Emission intensity up for land and air transport
For the transport industries, the picture is complex. Emission intensity for the transport sector as a whole fell by 2 per cent in 2012 due to the development in inland maritime and coastal transport.
The estimations of the emission from maritime transport are uncertain, particularly the estimations based on the preliminary national accounts’ figures. Looking at the overall emission intensity excluding maritime transport, there was a decrease of 3.5 per cent in 2011. The emission intensity trend, dating back to 1990 is more or less the same with or without maritime ocean transport.

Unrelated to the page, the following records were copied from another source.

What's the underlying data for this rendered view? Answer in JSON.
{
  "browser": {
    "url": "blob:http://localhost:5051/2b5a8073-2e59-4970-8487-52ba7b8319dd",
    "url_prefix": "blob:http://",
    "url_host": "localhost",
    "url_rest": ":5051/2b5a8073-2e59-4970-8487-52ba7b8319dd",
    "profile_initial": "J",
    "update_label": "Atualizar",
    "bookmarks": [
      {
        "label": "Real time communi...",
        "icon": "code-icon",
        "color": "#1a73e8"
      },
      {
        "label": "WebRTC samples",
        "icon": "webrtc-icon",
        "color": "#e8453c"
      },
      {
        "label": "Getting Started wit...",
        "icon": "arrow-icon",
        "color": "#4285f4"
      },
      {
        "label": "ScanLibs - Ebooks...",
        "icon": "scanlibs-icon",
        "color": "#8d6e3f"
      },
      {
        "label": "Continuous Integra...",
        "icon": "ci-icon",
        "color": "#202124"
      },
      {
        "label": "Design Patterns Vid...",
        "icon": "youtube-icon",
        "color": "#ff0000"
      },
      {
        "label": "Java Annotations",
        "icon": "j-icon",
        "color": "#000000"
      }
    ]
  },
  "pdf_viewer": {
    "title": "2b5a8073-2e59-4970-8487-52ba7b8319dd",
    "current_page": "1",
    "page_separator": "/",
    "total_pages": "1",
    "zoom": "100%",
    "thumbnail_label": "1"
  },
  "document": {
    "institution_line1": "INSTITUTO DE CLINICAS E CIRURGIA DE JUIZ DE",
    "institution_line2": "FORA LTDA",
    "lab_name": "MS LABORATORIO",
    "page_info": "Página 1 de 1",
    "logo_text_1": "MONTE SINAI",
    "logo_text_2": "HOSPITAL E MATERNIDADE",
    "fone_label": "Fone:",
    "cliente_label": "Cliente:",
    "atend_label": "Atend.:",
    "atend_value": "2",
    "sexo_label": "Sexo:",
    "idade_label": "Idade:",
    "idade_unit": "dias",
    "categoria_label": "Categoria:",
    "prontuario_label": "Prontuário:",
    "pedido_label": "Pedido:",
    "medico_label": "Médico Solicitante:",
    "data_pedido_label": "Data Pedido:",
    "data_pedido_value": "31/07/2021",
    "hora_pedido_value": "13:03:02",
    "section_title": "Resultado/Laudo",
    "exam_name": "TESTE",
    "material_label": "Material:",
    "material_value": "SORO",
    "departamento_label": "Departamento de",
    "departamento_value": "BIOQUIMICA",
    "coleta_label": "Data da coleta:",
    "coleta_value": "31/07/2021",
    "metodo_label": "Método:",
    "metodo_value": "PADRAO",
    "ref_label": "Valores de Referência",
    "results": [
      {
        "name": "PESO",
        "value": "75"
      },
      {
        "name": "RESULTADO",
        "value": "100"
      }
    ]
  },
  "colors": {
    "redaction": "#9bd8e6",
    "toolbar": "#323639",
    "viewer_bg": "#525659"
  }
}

Unchanged emission intensity in oil and gas
Emission intensity for the production of oil and gas extraction has seemingly not shown any improvement since 1990, although there were large variations between the different fields. In 2012, the emission intensity in the oil and gas industry is almost unchanged compared to the previous year since both production and emissions increased with approximately the same magnitude.
The increase in production in the oil and gas industry was attributed to the growth in production of natural gas and primarily due to the commencement of three new gas fields. A continued decline in oil production slowed the growth in total production for the oil and gas industry, resulting in a total increase (at constant prices) at 0.5 per cent. The greenhouse gas emissions in this industry increased in 2012 by 0.6 per cent after a decline in emissions in 2011.